A Judge Signs Multiple Orders in the SEC vs Binance Lawsuit
In the ongoing lawsuit between the United States Securities and Exchange Commission (SEC) and Binance, a senior judge in the Columbian district court has signed multiple orders to clear pending motions ahead of the crucial hearing. One of the key orders cleared by the judge is an amicus brief filed by Circle, the issuer of USD Coin (USDC) stablecoin, arguing that assets pegged to the U.S. dollar are not securities.
Circle’s Argument Against USDC as Securities
Circle filed a court motion on September 29, stating that buyers of stablecoins like USDC do not expect any profit from acquiring them. According to Circle, payment stablecoins do not possess the characteristics of an investment contract. They argued that USDC should not be considered a security.
Acceptance of Circle as Amicus Curiae
Judge Amy Berman Jackson accepted Circle as amicus curiae in support of neither party in Binance and CEO CZ’s motions to dismiss the lawsuit. An amicus curiae is a person or group that provides information or insight into a legal dispute without being directly involved. The court also clarified that Circle can only participate in oral argument with the court’s permission.
The Role of an Amicus Curiae
An amicus curiae assists the court by offering expertise or insight into the case.

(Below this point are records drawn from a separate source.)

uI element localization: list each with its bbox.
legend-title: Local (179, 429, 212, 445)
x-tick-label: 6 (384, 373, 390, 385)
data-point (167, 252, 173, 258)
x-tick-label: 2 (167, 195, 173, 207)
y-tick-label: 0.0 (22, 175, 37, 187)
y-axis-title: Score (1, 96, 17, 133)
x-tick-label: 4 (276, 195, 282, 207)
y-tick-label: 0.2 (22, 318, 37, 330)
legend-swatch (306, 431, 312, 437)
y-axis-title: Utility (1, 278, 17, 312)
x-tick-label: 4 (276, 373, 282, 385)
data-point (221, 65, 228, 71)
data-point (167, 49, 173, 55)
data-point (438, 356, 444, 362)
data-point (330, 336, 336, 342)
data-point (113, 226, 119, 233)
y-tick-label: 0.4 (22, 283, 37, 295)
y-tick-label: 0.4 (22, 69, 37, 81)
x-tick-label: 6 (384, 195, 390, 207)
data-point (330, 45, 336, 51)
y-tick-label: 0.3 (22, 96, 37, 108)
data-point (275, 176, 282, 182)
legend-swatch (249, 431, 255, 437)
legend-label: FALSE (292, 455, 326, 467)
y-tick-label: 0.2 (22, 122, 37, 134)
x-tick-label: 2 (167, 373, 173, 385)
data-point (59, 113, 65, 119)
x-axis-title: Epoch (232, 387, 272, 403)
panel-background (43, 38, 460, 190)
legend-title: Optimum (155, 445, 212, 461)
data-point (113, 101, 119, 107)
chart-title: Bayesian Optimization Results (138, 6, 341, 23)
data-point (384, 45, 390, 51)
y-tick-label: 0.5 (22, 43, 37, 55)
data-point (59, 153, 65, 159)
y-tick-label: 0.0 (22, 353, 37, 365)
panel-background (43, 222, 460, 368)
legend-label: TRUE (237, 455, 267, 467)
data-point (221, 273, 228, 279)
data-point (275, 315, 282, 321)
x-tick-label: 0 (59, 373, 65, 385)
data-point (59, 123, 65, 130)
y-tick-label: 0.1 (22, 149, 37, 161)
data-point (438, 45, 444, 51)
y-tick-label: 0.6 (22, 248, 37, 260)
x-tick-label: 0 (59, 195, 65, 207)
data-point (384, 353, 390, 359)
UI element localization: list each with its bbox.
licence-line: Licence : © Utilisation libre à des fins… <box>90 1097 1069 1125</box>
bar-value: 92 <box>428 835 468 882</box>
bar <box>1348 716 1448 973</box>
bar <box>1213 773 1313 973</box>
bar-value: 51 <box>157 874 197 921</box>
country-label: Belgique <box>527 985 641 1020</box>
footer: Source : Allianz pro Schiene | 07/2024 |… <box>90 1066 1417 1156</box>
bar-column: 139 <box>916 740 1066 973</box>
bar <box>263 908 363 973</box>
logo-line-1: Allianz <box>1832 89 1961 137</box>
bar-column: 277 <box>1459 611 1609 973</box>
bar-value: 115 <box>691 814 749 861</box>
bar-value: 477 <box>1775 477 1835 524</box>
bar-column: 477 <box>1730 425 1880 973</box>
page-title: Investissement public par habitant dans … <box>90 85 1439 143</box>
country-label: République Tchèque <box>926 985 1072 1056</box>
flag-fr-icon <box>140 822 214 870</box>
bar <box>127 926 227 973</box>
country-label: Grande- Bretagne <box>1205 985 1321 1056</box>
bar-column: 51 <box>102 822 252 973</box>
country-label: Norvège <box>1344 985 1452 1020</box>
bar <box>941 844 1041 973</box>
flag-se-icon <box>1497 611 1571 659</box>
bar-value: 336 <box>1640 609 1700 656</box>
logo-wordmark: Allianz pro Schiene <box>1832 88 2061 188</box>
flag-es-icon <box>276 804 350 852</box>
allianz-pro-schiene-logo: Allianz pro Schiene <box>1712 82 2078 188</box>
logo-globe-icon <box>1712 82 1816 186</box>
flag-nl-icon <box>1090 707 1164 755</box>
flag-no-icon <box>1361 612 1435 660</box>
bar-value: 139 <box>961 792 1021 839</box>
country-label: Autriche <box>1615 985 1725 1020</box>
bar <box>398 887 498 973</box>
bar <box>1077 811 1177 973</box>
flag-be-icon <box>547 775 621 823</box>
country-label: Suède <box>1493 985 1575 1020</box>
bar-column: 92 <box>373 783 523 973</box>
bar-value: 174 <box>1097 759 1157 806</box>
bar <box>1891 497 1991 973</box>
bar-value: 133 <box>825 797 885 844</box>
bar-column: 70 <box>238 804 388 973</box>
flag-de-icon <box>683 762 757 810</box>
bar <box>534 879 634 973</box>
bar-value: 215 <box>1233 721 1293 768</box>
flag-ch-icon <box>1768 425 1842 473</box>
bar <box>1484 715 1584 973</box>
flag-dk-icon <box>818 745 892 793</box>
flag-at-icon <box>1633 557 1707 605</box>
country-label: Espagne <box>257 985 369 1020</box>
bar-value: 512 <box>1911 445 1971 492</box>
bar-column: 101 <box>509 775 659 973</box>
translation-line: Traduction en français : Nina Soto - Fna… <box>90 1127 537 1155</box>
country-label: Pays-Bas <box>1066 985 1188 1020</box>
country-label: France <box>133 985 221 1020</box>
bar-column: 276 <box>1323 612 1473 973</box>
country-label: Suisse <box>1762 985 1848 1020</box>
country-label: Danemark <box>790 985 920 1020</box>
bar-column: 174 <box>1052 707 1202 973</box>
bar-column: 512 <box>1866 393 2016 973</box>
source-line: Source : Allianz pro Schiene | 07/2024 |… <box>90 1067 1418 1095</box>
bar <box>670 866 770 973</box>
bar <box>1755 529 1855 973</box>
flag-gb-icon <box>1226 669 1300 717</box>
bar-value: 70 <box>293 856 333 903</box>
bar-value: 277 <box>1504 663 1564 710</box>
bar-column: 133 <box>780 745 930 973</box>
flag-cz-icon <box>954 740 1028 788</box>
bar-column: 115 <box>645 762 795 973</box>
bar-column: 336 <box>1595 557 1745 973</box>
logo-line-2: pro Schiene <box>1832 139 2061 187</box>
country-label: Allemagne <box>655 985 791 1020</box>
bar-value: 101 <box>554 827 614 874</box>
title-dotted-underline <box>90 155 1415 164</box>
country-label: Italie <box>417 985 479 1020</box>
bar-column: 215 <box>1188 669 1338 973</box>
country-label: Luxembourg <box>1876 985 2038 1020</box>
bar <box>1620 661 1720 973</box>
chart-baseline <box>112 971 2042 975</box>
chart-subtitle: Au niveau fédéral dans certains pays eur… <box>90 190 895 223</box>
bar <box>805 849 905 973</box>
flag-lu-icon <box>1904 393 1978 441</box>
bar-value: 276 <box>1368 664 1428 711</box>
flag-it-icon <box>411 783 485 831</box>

The court has the authority to decide whether to consider an amicus brief.
Hot Take: The Significance of Circle’s Amicus Brief
The acceptance of Circle as an amicus curiae could potentially influence the outcome of the SEC vs Binance lawsuit. By arguing that stablecoins like USDC should not be considered securities, Circle is presenting a different perspective on the matter. This development highlights the complexity of defining digital assets within existing regulatory frameworks and further underscores the need for clear guidelines in the crypto industry.